Economic Questions:
How will funding work in practice? What mechanisms are in place to ensure that funding will be incremental and not fund projects already planned?
How will they measure the effects of the spending rather than just whether projects happened?
Has any cost-benefit analysis been conducted?
The Act allocates no incremental funding. Does Congress believe USAID should be doing less of any particular activity to make resources available?
Will the relevant agencies work to build evaluation into the programs? Countries around the world have universal service programs to help bridge the digital divide, but almost none of those programs have been rigorously evaluated. Without such evaluations, how is USAID or any other agency to know what efforts are likely to be successful?
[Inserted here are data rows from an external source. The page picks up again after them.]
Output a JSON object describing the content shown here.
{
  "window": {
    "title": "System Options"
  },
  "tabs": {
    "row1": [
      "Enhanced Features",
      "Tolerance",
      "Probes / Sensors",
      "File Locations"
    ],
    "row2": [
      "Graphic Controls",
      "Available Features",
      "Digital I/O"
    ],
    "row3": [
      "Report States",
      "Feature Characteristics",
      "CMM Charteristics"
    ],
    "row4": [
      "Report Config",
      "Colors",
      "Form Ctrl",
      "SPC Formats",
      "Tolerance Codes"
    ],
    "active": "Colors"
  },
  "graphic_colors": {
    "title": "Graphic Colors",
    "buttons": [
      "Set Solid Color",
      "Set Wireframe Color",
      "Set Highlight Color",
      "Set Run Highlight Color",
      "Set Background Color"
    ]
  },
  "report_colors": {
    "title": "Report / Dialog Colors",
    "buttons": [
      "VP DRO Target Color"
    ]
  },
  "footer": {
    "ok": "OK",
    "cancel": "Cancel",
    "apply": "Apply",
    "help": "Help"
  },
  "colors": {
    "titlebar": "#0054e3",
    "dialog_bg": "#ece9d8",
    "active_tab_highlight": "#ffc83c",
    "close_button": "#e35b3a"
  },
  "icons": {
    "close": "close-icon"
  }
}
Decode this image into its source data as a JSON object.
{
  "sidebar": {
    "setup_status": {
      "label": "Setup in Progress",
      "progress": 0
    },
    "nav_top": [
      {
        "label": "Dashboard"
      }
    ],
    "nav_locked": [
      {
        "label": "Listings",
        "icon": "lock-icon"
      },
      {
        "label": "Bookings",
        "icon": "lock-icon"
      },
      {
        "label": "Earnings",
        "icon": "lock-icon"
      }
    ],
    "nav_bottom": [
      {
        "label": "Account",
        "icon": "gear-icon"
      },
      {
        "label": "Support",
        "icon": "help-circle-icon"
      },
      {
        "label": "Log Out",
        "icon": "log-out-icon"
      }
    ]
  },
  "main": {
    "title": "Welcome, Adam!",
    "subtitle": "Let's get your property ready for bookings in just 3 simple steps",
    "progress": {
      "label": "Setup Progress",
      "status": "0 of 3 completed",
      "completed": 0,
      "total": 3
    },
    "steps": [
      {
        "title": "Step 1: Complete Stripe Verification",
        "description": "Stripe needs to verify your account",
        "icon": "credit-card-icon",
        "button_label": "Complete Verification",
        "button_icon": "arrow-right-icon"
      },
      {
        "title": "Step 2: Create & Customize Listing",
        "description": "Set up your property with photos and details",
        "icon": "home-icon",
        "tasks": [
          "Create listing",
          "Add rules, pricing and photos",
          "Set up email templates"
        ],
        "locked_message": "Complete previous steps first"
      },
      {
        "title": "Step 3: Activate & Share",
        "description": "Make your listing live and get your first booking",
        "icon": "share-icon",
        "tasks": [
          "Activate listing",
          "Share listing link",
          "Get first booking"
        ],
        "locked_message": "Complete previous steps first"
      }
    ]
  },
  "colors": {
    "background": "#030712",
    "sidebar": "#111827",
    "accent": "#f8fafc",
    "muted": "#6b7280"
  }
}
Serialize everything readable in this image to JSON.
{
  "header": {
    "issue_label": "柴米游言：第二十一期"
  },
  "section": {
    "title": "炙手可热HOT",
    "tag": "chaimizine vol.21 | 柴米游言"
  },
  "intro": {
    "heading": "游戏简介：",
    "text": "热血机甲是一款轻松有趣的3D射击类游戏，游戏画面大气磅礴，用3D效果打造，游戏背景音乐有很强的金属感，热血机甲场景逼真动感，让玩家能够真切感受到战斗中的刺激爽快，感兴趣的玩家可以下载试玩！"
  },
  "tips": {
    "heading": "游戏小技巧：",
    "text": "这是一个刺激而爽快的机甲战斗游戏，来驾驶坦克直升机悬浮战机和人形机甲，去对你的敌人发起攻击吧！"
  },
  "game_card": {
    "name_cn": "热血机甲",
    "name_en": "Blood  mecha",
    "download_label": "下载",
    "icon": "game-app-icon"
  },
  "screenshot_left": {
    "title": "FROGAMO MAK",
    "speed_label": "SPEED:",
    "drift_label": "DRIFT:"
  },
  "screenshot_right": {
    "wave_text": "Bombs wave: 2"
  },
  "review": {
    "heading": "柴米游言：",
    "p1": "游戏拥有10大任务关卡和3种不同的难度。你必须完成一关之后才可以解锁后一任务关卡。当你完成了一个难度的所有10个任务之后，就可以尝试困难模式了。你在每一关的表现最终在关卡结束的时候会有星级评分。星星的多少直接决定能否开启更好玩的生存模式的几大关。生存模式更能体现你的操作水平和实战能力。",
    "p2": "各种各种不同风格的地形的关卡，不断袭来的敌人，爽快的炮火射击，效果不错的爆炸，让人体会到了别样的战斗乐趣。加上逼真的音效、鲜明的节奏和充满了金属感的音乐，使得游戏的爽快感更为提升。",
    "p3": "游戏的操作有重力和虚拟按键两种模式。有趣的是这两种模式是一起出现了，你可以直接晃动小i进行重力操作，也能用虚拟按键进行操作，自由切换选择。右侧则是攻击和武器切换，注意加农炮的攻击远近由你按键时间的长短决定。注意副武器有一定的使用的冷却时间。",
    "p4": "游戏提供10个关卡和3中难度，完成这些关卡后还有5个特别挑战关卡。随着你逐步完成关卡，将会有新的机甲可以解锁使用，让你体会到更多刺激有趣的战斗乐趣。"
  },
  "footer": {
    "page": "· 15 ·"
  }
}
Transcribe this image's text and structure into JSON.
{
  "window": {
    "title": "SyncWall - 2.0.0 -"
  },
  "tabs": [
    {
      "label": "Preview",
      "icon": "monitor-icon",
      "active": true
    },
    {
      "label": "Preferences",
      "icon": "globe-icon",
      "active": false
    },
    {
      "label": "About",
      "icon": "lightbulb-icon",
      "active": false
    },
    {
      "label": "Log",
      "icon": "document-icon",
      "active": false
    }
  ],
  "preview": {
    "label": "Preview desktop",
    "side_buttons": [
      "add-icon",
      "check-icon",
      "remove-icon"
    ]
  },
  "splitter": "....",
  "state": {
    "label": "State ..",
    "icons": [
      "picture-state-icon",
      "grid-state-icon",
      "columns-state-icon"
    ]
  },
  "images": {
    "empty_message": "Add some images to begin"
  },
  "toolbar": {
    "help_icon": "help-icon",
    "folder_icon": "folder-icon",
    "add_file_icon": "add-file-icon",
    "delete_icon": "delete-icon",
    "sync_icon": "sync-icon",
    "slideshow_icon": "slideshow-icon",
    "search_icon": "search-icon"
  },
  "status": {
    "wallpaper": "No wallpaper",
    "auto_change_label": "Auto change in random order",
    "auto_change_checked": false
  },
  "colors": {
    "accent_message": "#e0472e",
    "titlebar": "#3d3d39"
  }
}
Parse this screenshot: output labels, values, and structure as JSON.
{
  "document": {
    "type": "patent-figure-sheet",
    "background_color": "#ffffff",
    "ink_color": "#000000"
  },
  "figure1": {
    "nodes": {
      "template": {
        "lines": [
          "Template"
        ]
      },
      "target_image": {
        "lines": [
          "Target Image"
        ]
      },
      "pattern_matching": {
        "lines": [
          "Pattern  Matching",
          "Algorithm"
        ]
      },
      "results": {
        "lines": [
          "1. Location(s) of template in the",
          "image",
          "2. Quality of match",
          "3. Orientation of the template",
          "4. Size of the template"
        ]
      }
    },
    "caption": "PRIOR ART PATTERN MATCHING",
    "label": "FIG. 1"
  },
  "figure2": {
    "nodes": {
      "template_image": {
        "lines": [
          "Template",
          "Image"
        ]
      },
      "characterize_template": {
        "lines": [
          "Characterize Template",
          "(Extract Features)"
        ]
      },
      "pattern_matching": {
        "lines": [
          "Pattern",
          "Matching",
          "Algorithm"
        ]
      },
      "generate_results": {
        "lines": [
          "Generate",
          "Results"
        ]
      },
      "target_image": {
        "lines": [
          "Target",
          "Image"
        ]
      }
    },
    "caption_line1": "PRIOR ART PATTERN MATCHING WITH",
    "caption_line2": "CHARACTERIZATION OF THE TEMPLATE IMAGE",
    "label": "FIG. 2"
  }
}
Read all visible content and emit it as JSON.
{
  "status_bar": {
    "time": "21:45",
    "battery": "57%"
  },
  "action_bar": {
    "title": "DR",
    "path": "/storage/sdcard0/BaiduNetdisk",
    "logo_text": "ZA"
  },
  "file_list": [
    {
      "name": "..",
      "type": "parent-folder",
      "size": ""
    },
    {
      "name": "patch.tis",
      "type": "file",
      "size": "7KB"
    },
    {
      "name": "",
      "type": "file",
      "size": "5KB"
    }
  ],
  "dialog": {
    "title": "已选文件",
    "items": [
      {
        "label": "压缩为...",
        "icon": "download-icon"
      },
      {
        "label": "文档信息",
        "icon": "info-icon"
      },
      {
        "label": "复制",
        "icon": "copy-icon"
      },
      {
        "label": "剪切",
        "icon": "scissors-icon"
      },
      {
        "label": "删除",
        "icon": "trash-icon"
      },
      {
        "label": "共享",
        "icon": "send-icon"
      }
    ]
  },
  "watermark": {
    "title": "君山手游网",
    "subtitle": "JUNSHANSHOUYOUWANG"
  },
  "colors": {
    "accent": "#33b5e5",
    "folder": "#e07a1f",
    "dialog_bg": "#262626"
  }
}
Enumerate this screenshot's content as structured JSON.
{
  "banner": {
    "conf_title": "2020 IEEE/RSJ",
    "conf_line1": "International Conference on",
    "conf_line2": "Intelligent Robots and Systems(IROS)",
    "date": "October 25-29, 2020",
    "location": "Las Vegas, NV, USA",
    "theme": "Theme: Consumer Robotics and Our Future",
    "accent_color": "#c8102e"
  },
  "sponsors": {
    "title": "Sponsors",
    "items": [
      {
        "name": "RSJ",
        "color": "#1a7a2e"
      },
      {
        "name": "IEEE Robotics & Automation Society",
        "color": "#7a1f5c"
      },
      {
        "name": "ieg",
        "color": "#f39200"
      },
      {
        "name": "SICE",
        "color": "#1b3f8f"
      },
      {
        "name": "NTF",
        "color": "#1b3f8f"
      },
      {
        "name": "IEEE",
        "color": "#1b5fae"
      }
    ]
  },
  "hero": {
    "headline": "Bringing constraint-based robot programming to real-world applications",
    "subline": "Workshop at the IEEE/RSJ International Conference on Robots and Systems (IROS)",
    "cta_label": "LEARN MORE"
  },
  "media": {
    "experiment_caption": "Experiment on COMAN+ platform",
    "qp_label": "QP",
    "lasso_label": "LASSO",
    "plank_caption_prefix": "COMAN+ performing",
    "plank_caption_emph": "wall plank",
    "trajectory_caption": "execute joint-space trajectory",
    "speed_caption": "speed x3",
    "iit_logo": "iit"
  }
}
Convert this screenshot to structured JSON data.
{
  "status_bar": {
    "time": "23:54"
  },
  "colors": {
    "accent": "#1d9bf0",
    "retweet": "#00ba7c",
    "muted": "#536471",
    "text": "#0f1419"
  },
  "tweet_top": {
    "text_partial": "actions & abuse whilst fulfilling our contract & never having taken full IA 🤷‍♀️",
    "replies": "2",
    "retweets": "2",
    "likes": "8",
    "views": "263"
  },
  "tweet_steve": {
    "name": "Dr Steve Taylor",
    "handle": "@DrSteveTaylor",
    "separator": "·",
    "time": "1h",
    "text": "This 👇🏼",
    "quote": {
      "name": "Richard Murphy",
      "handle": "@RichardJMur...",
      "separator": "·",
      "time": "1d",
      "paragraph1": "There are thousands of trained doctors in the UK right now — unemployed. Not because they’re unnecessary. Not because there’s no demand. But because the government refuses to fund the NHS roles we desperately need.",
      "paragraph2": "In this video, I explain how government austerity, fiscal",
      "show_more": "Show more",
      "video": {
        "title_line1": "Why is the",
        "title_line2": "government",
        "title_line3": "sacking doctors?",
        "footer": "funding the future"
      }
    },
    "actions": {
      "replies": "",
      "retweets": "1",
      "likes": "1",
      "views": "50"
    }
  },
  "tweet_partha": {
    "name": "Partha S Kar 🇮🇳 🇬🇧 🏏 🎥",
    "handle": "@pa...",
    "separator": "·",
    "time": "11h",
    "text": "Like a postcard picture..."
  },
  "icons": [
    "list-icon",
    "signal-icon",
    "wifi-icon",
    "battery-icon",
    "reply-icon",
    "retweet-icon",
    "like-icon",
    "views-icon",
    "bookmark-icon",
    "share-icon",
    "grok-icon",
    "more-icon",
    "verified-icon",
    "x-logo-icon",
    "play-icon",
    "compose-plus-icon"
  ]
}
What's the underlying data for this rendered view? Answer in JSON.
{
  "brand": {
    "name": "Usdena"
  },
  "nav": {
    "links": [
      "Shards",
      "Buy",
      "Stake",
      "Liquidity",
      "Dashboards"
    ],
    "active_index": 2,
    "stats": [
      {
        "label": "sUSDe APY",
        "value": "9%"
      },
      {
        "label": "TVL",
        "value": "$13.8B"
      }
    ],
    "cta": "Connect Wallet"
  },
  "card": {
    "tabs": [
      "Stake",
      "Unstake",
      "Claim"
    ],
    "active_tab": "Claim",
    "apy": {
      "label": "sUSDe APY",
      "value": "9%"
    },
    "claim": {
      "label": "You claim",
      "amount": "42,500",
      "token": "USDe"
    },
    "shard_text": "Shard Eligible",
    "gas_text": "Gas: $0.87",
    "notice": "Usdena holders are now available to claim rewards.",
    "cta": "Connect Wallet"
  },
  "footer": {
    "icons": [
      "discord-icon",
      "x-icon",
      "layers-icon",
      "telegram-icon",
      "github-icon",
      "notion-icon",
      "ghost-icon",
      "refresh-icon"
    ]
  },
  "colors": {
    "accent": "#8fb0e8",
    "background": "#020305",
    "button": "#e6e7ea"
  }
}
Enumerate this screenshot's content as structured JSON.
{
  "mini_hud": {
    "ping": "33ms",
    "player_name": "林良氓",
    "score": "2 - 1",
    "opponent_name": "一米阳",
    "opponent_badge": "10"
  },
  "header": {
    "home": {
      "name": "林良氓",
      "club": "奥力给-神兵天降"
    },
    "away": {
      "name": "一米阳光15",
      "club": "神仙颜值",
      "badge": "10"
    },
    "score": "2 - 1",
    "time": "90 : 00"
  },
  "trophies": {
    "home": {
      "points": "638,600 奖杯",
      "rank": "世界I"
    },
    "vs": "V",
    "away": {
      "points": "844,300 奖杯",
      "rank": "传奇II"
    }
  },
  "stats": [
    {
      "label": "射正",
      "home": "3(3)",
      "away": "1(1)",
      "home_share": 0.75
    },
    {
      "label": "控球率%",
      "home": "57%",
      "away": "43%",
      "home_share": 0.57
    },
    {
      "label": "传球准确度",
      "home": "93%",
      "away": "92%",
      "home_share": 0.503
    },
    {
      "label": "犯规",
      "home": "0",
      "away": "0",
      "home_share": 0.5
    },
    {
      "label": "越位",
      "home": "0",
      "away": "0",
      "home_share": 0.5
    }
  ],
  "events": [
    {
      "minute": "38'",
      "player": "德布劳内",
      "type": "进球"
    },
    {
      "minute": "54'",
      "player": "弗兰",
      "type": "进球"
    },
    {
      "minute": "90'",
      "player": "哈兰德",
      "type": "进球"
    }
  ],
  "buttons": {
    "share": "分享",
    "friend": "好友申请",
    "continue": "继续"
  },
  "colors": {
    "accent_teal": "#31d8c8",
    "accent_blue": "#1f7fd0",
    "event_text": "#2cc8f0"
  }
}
The Act says agencies should include target metrics, but those are not sufficient: evaluations must be designed to determine whether specific initiatives are responsible for any increases, not simply whether a target was met.
Summary:
Introduced by Reps. White (R-TX), McCaul (R-TX), Lieu (D-CA), and Bera (D-CA). The GAP Act restructures funding for USAID to promote broadband development in underserved countries. It includes provisions for a “build once” policy (ensures that infrastructure is built to last generations), and for more transparency in projects to encourage private investment.
Supporters are on both sides of the aisle. They argue that improved internet access would help address global health crises by better documenting of spread of diseases, potentially saving lives; improve the lives of people currently living without internet access in innumerable ways; and makes US funding/investment more efficient and transparent.